The trial period and its duration must be agreed on and stated in the employment contract prior to the beginning of the employment relationship. The maximum length of a trial period is six months, unless a shorter maximum has been dictated by the applicable collective agreement. In fixed-term employments, the duration of the trial period can be a maximum of half of the duration of the fixed-term contract.
As with any contract, a fixed-term employment contract is binding for all parties. This means that you cannot give notice to terminate the contract, unless a provision has been added to the employment contract that allows for this possibility. You can, however, ask your employer if it would be possible to terminate your current employment relationship earlier than the agreed end of the fixed term, but the employer does not have to consent.
On termination of the employment relationship, the employee is entitled to receive, upon request, a written certificate of employment.

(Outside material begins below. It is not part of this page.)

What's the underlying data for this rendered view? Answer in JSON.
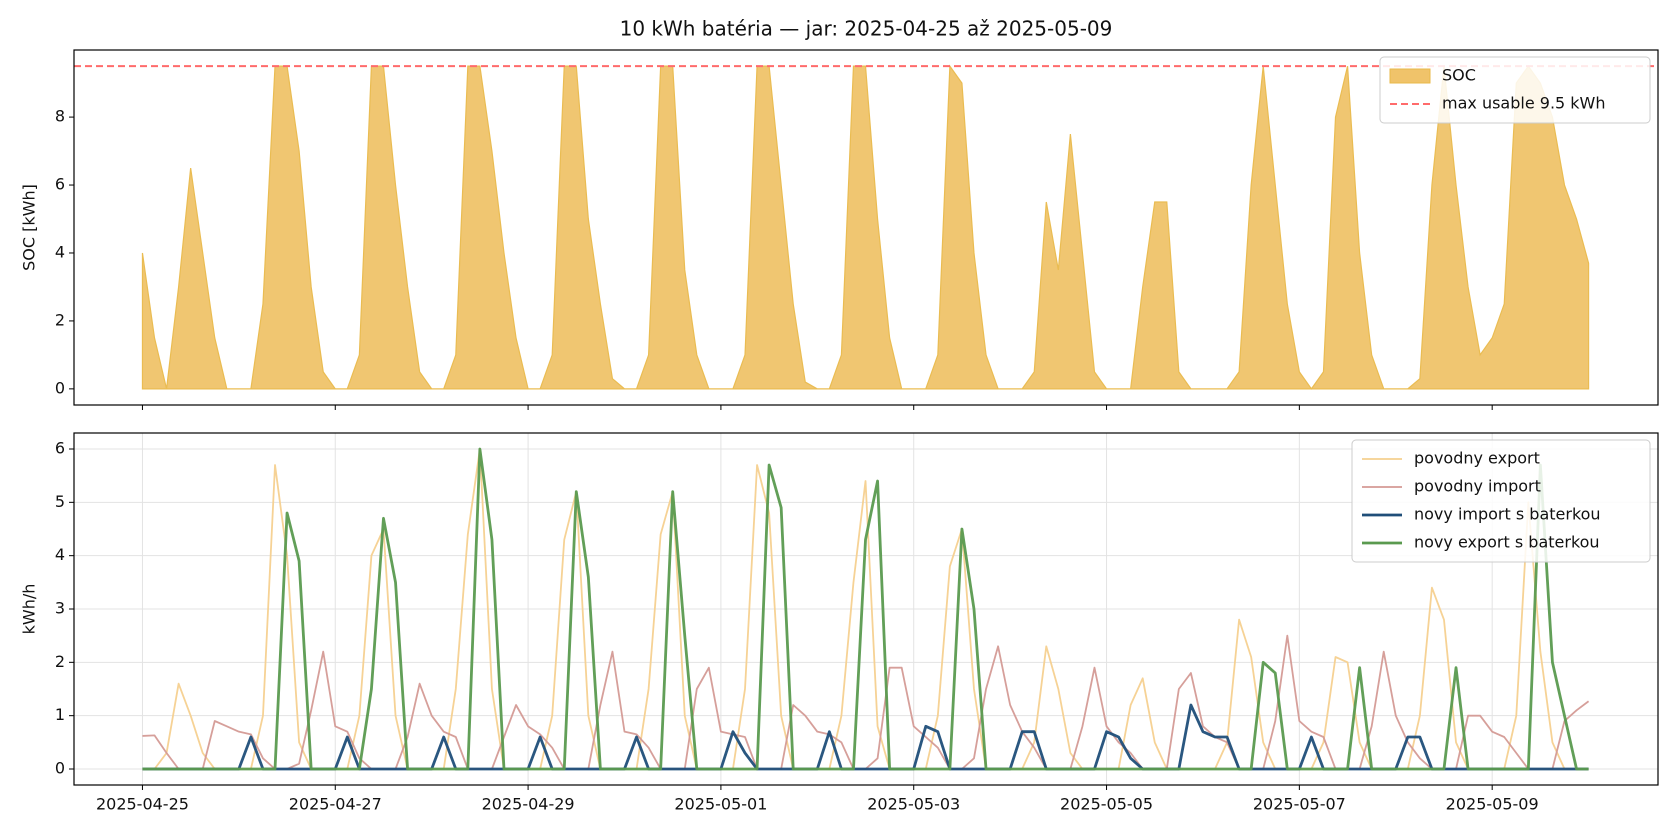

The employment certificate can be in brief or extended form. A brief employment certificate contains only the information regarding your work tasks and the duration of the employment relationship. A comprehensive employment certificate contains the aforementioned information as well as the reason for the termination of the employment relationship and an assessment of the employee’s work skills and conduct.
If desired, the employee may request that the employer only include either the reason for termination or the testimonial on the extended certificate of employment. An extended certificate will only be issued upon the specific request of the employee. The employer is not entitled to include information that falls within the scope of an extended certificate on a brief certificate without the request of the employee.
The general rules of employment in Finland depend partly on the law and partly on collective agreements.
A collective agreement (often called TES, or tessi) is an agreement between a trade union and an an employers’ federation or an individual employer that establishes enforceable minimum employment conditions in a certain industry. Collective agreements specify such aspects as minimum wages and maximum working time. The collective agreement should not be confused with the individual employment contract made between an employer and an employee.
Individual employment contracts often specify the collective agreement that applies to the work or industry. Ask your employer or the local union shop steward if you don’t know which collective agreement governs your employment. The summer job advisory service can also help you learn more about collective agreements.
Many trade unions publish their collective agreements online.